Signing up for adventure
Many of the travel writers coming for the summit will be going on 'Pre-summit Adventures' organized by Team Destination Namibia, an ad-hoc committee including the Ministry of Environment and Tourism, the Hospitality Association of Namibia, the Namibia Tourism Board, and Windhoek and Swakopmund Municipalities. The team is a mix of public and private sector representatives.
The idea is that world-renowned travel journalists will spread the message: Namibia is a great holiday destination. In Season can give its readers the flavour of one destination that African Nomads will be taking writers to: Zambezi Region, previously known as Caprivi, where world-class lodges nestle by the Kwando and Linyanti rivers, and offer tours into Mamili and Mudumu national parks.
Nkasa Lupala tented Lodge is deep in the bush. To get there you ford a backwater of the Linyanti and pass down a narrow sandy track where elephants often watch the 4x4s passing by. The lodge itself is a simple construction, open to the river and the plain beyond, where lion have been seen hunting buffalo in plain view of the breakfast table. The Italian cooking is exquisite. The owners are the Micheletti family, originally from Italy, together with Wuparo Conservancy. All of the staff are from nearby villages.
Not least Hans, a friendly and knowledgeable tour guide who drives visitors into Mamili National Park, just a few hundred metres from the lodge.
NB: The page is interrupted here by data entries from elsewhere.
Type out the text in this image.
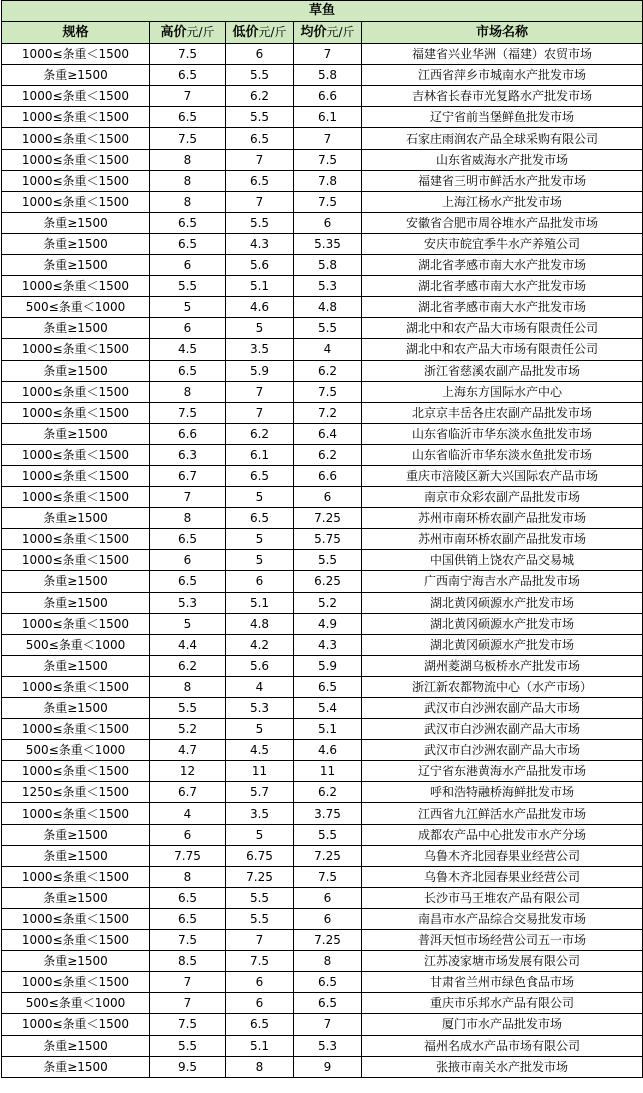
草鱼				
规格	高价元/斤	低价元/斤	均价元/斤	市场名称
1000≤条重＜1500	7.5	6	7	福建省兴业华洲（福建）农贸市场
条重≥1500	6.5	5.5	5.8	江西省萍乡市城南水产批发市场
1000≤条重＜1500	7	6.2	6.6	吉林省长春市光复路水产批发市场
1000≤条重＜1500	6.5	5.5	6.1	辽宁省前当堡鲜鱼批发市场
1000≤条重＜1500	7.5	6.5	7	石家庄雨润农产品全球采购有限公司
1000≤条重＜1500	8	7	7.5	山东省威海水产批发市场
1000≤条重＜1500	8	6.5	7.8	福建省三明市鲜活水产批发市场
1000≤条重＜1500	8	7	7.5	上海江杨水产批发市场
条重≥1500	6.5	5.5	6	安徽省合肥市周谷堆水产品批发市场
条重≥1500	6.5	4.3	5.35	安庆市皖宜季牛水产养殖公司
条重≥1500	6	5.6	5.8	湖北省孝感市南大水产批发市场
1000≤条重＜1500	5.5	5.1	5.3	湖北省孝感市南大水产批发市场
500≤条重＜1000	5	4.6	4.8	湖北省孝感市南大水产批发市场
条重≥1500	6	5	5.5	湖北中和农产品大市场有限责任公司
1000≤条重＜1500	4.5	3.5	4	湖北中和农产品大市场有限责任公司
条重≥1500	6.5	5.9	6.2	浙江省慈溪农副产品批发市场
1000≤条重＜1500	8	7	7.5	上海东方国际水产中心
1000≤条重＜1500	7.5	7	7.2	北京京丰岳各庄农副产品批发市场
条重≥1500	6.6	6.2	6.4	山东省临沂市华东淡水鱼批发市场
1000≤条重＜1500	6.3	6.1	6.2	山东省临沂市华东淡水鱼批发市场
1000≤条重＜1500	6.7	6.5	6.6	重庆市涪陵区新大兴国际农产品市场
1000≤条重＜1500	7	5	6	南京市众彩农副产品批发市场
条重≥1500	8	6.5	7.25	苏州市南环桥农副产品批发市场
1000≤条重＜1500	6.5	5	5.75	苏州市南环桥农副产品批发市场
1000≤条重＜1500	6	5	5.5	中国供销上饶农产品交易城
条重≥1500	6.5	6	6.25	广西南宁海吉水产品批发市场
条重≥1500	5.3	5.1	5.2	湖北黄冈硕源水产批发市场
1000≤条重＜1500	5	4.8	4.9	湖北黄冈硕源水产批发市场
500≤条重＜1000	4.4	4.2	4.3	湖北黄冈硕源水产批发市场
条重≥1500	6.2	5.6	5.9	湖州菱湖乌板桥水产批发市场
1000≤条重＜1500	8	4	6.5	浙江新农都物流中心（水产市场）
条重≥1500	5.5	5.3	5.4	武汉市白沙洲农副产品大市场
1000≤条重＜1500	5.2	5	5.1	武汉市白沙洲农副产品大市场
500≤条重＜1000	4.7	4.5	4.6	武汉市白沙洲农副产品大市场
1000≤条重＜1500	12	11	11	辽宁省东港黄海水产品批发市场
1250≤条重＜1500	6.7	5.7	6.2	呼和浩特融桥海鲜批发市场
1000≤条重＜1500	4	3.5	3.75	江西省九江鲜活水产品批发市场
条重≥1500	6	5	5.5	成都农产品中心批发市水产分场
条重≥1500	7.75	6.75	7.25	乌鲁木齐北园春果业经营公司
1000≤条重＜1500	8	7.25	7.5	乌鲁木齐北园春果业经营公司
条重≥1500	6.5	5.5	6	长沙市马王堆农产品有限公司
1000≤条重＜1500	6.5	5.5	6	南昌市水产品综合交易批发市场
1000≤条重＜1500	7.5	7	7.25	普洱天恒市场经营公司五一市场
条重≥1500	8.5	7.5	8	江苏凌家塘市场发展有限公司
1000≤条重＜1500	7	6	6.5	甘肃省兰州市绿色食品市场
500≤条重＜1000	7	6	6.5	重庆市乐邦水产品有限公司
1000≤条重＜1500	7.5	6.5	7	厦门市水产品批发市场
条重≥1500	5.5	5.1	5.3	福州名成水产品市场有限公司
条重≥1500	9.5	8	9	张掖市南关水产批发市场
Not that you need to leave the lodge. Elephants sometimes wander through and lions grumble nearby at night. Mamili is a wetland paradise, just across the Border from Botswana, with 400 species of birdlife, not to mention rare antelope such a lechwe and sitatunga. The lodge offers river trip through the reeds and a spot of fishing.
and on to Swakop
The real business of the Summit takes place in Swakopmund between the 28 and 31 of October. Namibia will host the first plenary event, and the Minister of Foreign Affairs, still in love with her previous Environment and Tourism portfolio, will address the world's tourism press.
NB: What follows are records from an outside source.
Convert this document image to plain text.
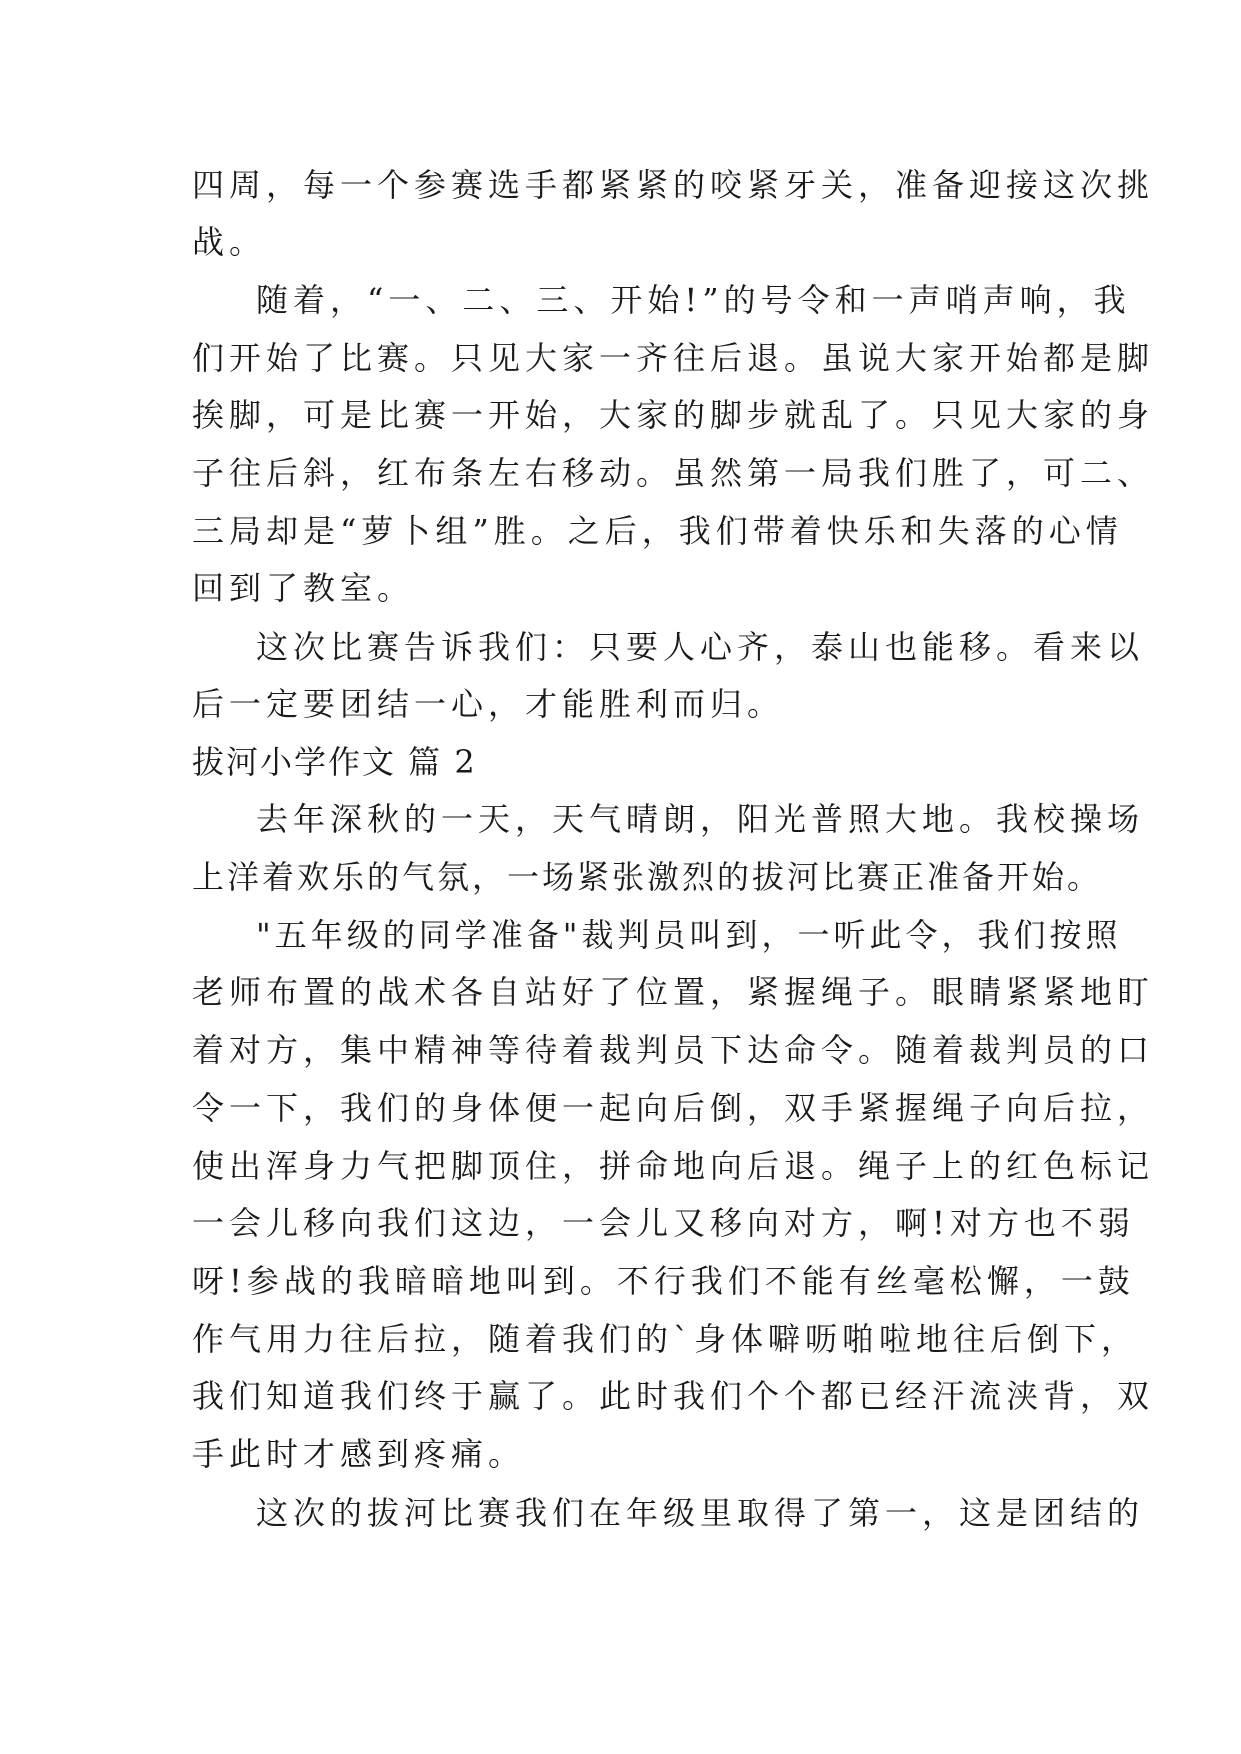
四周，每一个参赛选手都紧紧的咬紧牙关，准备迎接这次挑
战。
随着，“一、二、三、开始!”的号令和一声哨声响，我
们开始了比赛。只见大家一齐往后退。虽说大家开始都是脚
挨脚，可是比赛一开始，大家的脚步就乱了。只见大家的身
子往后斜，红布条左右移动。虽然第一局我们胜了，可二、
三局却是“萝卜组”胜。之后，我们带着快乐和失落的心情
回到了教室。
这次比赛告诉我们：只要人心齐，泰山也能移。看来以
后一定要团结一心，才能胜利而归。
拔河小学作文 篇 2
去年深秋的一天，天气晴朗，阳光普照大地。我校操场
上洋着欢乐的气氛，一场紧张激烈的拔河比赛正准备开始。
"五年级的同学准备"裁判员叫到，一听此令，我们按照
老师布置的战术各自站好了位置，紧握绳子。眼睛紧紧地盯
着对方，集中精神等待着裁判员下达命令。随着裁判员的口
令一下，我们的身体便一起向后倒，双手紧握绳子向后拉，
使出浑身力气把脚顶住，拼命地向后退。绳子上的红色标记
一会儿移向我们这边，一会儿又移向对方，啊!对方也不弱
呀!参战的我暗暗地叫到。不行我们不能有丝毫松懈，一鼓
作气用力往后拉，随着我们的`身体噼呖啪啦地往后倒下，
我们知道我们终于赢了。此时我们个个都已经汗流浃背，双
手此时才感到疼痛。
这次的拔河比赛我们在年级里取得了第一，这是团结的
The Summit is an 'invite only' affair, but there will be a Namibian Pavilion in Swakopmund, showcasing communal conservancies and Namibian conservation, as well as crafts, small mining enterprises and indigenous natural products. Did you know that Commiphora wildii, a resin harvested from trees in Kunene by Himba women, has traditionally been used by them as a scent, and is now exported as an ingredient to French perfume makers? That must be the subject of another article In Season, later.